Ireland’s Data Protection Commission (DPC) has published recommendations on general portable storage devices for controllers under the GDPR. The recommendations are focused on appropriate security of stored personal data. Key recommendations include:

  1. Only whole-drive encrypted, passphrase-protected, portable-storage devices, issued by the organization to authorized personnel, should be utilized. No unauthorized device should be used on any of the organizations’ systems.
  2. To prevent data leakage, organizations should operate restricted permissions to restrict staff from copying data to portable-memory devices.
  3. Where possible, data transferred to a portable-storage device should have an expiry.
  4. Enforce USB key scanning for all computers whenever a USB key is plugged in. This can help ensure that no malware or malicious programs are present on the USB key.
  5. An asset register should be maintained of all organization portable-storage devices and the authorized personnel in which they have been issued to.


TAKEAWAY

DPC’s recommendations show an increased focus on protecting personal data. Companies should have a firm grasp on security protocol relating to personal data and should conduct employee training often to ensure compliance.

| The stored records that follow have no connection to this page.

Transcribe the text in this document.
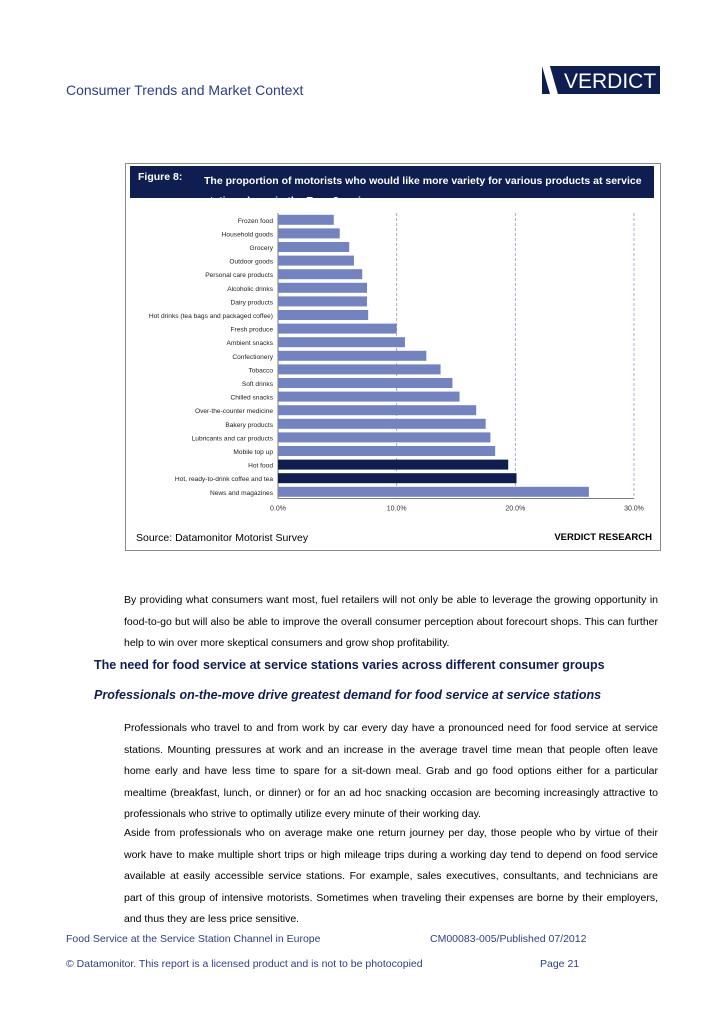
Consumer Trends and Market Context	VERDICT
Figure 8: The proportion of motorists who would like more variety for various products at service station shops in the Euro 8 region
Source: Datamonitor Motorist Survey	VERDICT RESEARCH
0.0%	10.0%	20.0%	30.0%
Frozen food
Household goods
Grocery
Outdoor goods
Personal care products
Alcoholic drinks
Dairy products
Hot drinks (tea bags and packaged coffee)
Fresh produce
Ambient snacks
Confectionery
Tobacco
Soft drinks
Chilled snacks
Over-the-counter medicine
Bakery products
Lubricants and car products
Mobile top up
Hot food
Hot, ready-to-drink coffee and tea
News and magazines

By providing what consumers want most, fuel retailers will not only be able to leverage the growing opportunity in food-to-go but will also be able to improve the overall consumer perception about forecourt shops. This can further help to win over more skeptical consumers and grow shop profitability.

The need for food service at service stations varies across different consumer groups

Professionals on-the-move drive greatest demand for food service at service stations

Professionals who travel to and from work by car every day have a pronounced need for food service at service stations. Mounting pressures at work and an increase in the average travel time mean that people often leave home early and have less time to spare for a sit-down meal. Grab and go food options either for a particular mealtime (breakfast, lunch, or dinner) or for an ad hoc snacking occasion are becoming increasingly attractive to professionals who strive to optimally utilize every minute of their working day.

Aside from professionals who on average make one return journey per day, those people who by virtue of their work have to make multiple short trips or high mileage trips during a working day tend to depend on food service available at easily accessible service stations. For example, sales executives, consultants, and technicians are part of this group of intensive motorists. Sometimes when traveling their expenses are borne by their employers, and thus they are less price sensitive.

Food Service at the Service Station Channel in Europe	CM00083-005/Published 07/2012
© Datamonitor. This report is a licensed product and is not to be photocopied	Page 21
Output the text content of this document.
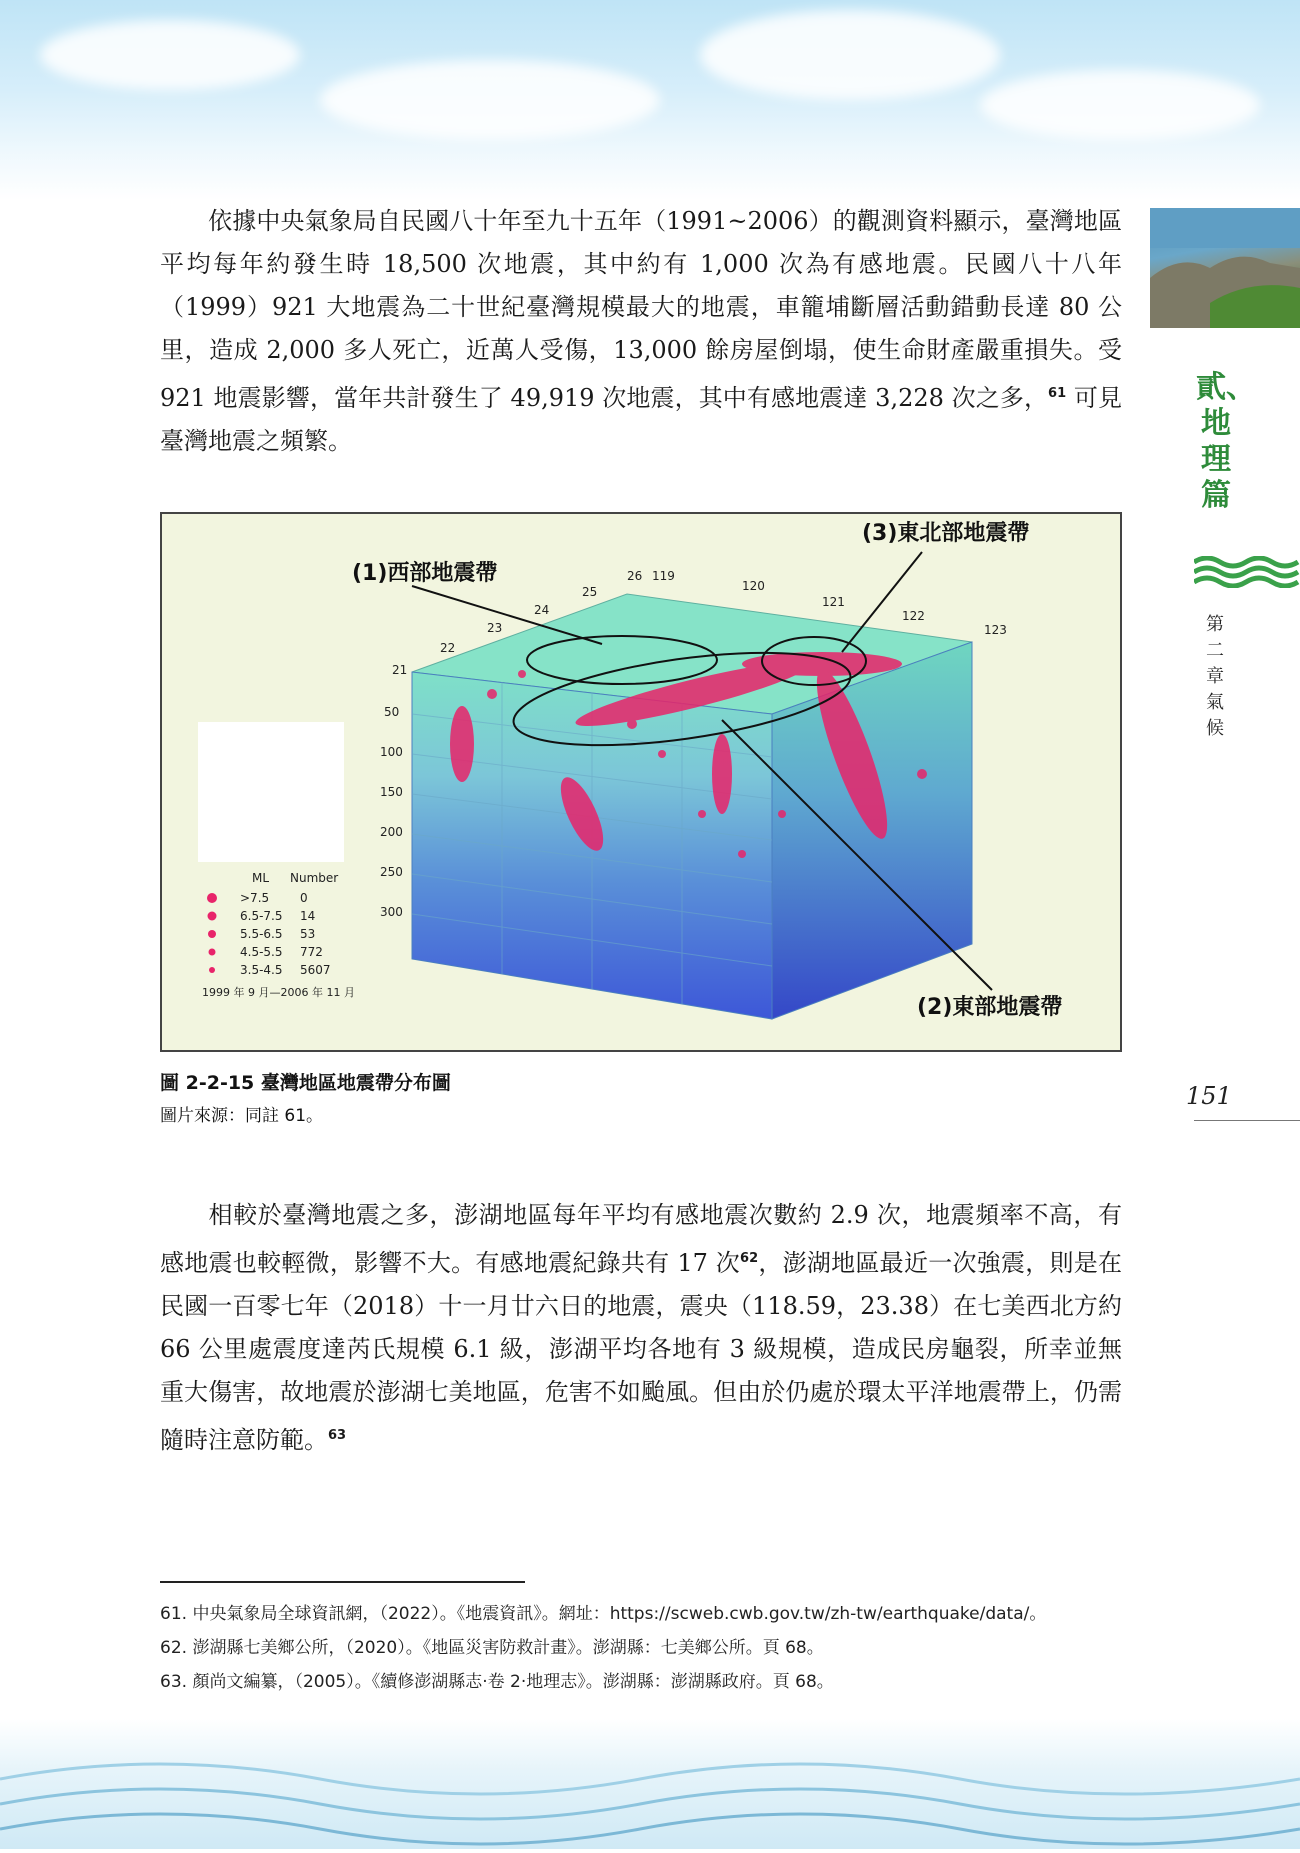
依據中央氣象局自民國八十年至九十五年（1991~2006）的觀測資料顯示，臺灣地區平均每年約發生時 18,500 次地震，其中約有 1,000 次為有感地震。民國八十八年（1999）921 大地震為二十世紀臺灣規模最大的地震，車籠埔斷層活動錯動長達 80 公里，造成 2,000 多人死亡，近萬人受傷，13,000 餘房屋倒塌，使生命財產嚴重損失。受 921 地震影響，當年共計發生了 49,919 次地震，其中有感地震達 3,228 次之多，$^{61}$ 可見臺灣地震之頻繁。

貳、地理篇
第二章 氣候
151
(1)西部地震帶
(3)東北部地震帶
(2)東部地震帶
21
22
23
24
25
26 119
120
121
122
123
50
100
150
200
250
300
ML Number
>7.5	0
6.5-7.5 14
5.5-6.5 53
4.5-5.5 772
3.5-4.5 5607
1999 年 9 月—2006 年 11 月
圖 2-2-15 臺灣地區地震帶分布圖
圖片來源：同註 61。

相較於臺灣地震之多，澎湖地區每年平均有感地震次數約 2.9 次，地震頻率不高，有感地震也較輕微，影響不大。有感地震紀錄共有 17 次$^{62}$，澎湖地區最近一次強震，則是在民國一百零七年（2018）十一月廿六日的地震，震央（118.59，23.38）在七美西北方約 66 公里處震度達芮氏規模 6.1 級，澎湖平均各地有 3 級規模，造成民房龜裂，所幸並無重大傷害，故地震於澎湖七美地區，危害不如颱風。但由於仍處於環太平洋地震帶上，仍需隨時注意防範。$^{63}$

61. 中央氣象局全球資訊網，（2022）。《地震資訊》。網址：https://scweb.cwb.gov.tw/zh-tw/earthquake/data/。
62. 澎湖縣七美鄉公所，（2020）。《地區災害防救計畫》。澎湖縣：七美鄉公所。頁 68。
63. 顏尚文編纂，（2005）。《續修澎湖縣志‧卷 2‧地理志》。澎湖縣：澎湖縣政府。頁 68。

OCR Issues Guidance on Preventing, Mitigating and Responding to Ransomware

In its Fall 2019 cybersecurity newsletter, the Office of Civil Rights (OCR) issued guidance on how the HIPAA Security Rule can help covered entities prevent, mitigate and recover from ransomware attacks by providing insight into new developments and trends that have been observed regarding ransomware attacks and how organizations can improve their security posture in response to this threat. The article discusses the history of ransomware attacks and details new threats such as targeted ransomware attacks designed and tailored to efficiently infiltrate a specific organization or industry. The Security Rule lays the groundwork for covered entities to comply and prevent these threats through risk analysis and management, information-system-activity review, security awareness and training, developing security-incident procedures, and having a contingency plan for recovering from an attack. The newsletter concludes by echoing the FBI’s recommendation not to pay any ransom demands.

TAKEAWAY

These cybersecurity measures are steps that every business should take regardless of whether HIPAA applies. While combating threats should be a part of every security program, disaster may inevitably strike. Having a contingency plan is fundamental for recovering in a worst-case scenario.

DISCLAIMER: Because of the generality of this update, the information provided herein may not be applicable in all situations and should not be acted upon without specific legal advice based on particular situations.